Now the cat was very mean. He provided nothing at all for dinner except a pint of milk, a little slice of fish, and a biscuit. The parrot was too polite to complain, but he did not have a very good time.
When it was his turn to invite the cat, he cooked a fine dinner. He had a roast of meat, a pot of tea, a basket of fruit, and, best of all, he baked a whole clothes-basketful of little cakes!—little, brown, crispy, spicy cakes! Oh, I should say as many as five hundred. And he put four hundred and ninety-eight of the cakes before the cat, keeping only two for himself.
Well, the cat ate the roast, and drank the tea, and sucked the fruit, and then he began on the pile of cakes. He ate all the four hundred and ninety-eight cakes, and then he looked round and said:—
"I'm hungry; haven't you anything to eat?"
"Why," said the parrot, "here are my two cakes, if you want them?"
The cat ate up the two cakes, and then he licked his chops and said, "I am beginning to get an appetite; have you anything to eat?"
"Well, really," said the parrot, who was now rather angry, "I don't see anything more, unless you wish to eat me!" He thought the cat would be ashamed when he heard that—but the cat just looked at him and licked his chops again,—and slip! slop! gobble! down his throat went the parrot!
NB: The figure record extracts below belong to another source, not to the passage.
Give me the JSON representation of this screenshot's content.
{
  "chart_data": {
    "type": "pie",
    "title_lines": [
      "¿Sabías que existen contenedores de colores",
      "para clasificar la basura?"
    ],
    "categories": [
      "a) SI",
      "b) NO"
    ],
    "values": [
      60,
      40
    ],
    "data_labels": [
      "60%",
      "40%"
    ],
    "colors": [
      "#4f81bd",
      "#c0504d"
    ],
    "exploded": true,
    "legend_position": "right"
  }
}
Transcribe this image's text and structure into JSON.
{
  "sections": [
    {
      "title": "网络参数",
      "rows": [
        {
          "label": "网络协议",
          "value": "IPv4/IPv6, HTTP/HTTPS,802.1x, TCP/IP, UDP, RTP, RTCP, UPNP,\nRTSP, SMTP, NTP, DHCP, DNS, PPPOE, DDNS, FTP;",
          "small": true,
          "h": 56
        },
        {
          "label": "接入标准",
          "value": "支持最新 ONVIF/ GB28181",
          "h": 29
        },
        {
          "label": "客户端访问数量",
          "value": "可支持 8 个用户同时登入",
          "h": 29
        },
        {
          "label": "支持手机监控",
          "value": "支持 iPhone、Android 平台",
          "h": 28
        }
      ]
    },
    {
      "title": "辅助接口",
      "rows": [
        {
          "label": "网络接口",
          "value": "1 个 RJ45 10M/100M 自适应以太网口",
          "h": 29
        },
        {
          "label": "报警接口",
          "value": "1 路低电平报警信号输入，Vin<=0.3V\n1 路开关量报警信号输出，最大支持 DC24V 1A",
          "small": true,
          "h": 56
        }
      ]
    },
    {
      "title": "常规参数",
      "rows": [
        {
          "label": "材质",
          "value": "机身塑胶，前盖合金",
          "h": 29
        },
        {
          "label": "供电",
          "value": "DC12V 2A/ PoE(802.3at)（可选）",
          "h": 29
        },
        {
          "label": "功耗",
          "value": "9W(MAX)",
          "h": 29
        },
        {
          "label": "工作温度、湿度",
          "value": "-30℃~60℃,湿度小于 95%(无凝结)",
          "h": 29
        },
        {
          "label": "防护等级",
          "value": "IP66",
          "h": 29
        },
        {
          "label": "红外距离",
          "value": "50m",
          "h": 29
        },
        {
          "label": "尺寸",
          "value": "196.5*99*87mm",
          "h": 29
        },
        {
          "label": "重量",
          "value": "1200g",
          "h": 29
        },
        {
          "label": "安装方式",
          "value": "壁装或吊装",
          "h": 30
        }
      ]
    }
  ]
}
Then the cat started down the street. An old woman was standing by, and she had seen the whole thing, and she was shocked that the cat should eat his friend. "Why, cat!" she said, "how dreadful of you to eat your friend the parrot!"
"Parrot, indeed!" said the cat. "What's a parrot to me?—I've a great mind to eat you, too." And—before you could say "Jack Robinson"—slip! slop! gobble! down went the old woman!
Then the cat started down the road again, walking like this, because he felt so fine. Pretty soon he met a man driving a donkey. The man was beating the donkey, to hurry him up, and when he saw the cat he said, "Get out of my way, cat; I'm in a hurry and my donkey might tread on you."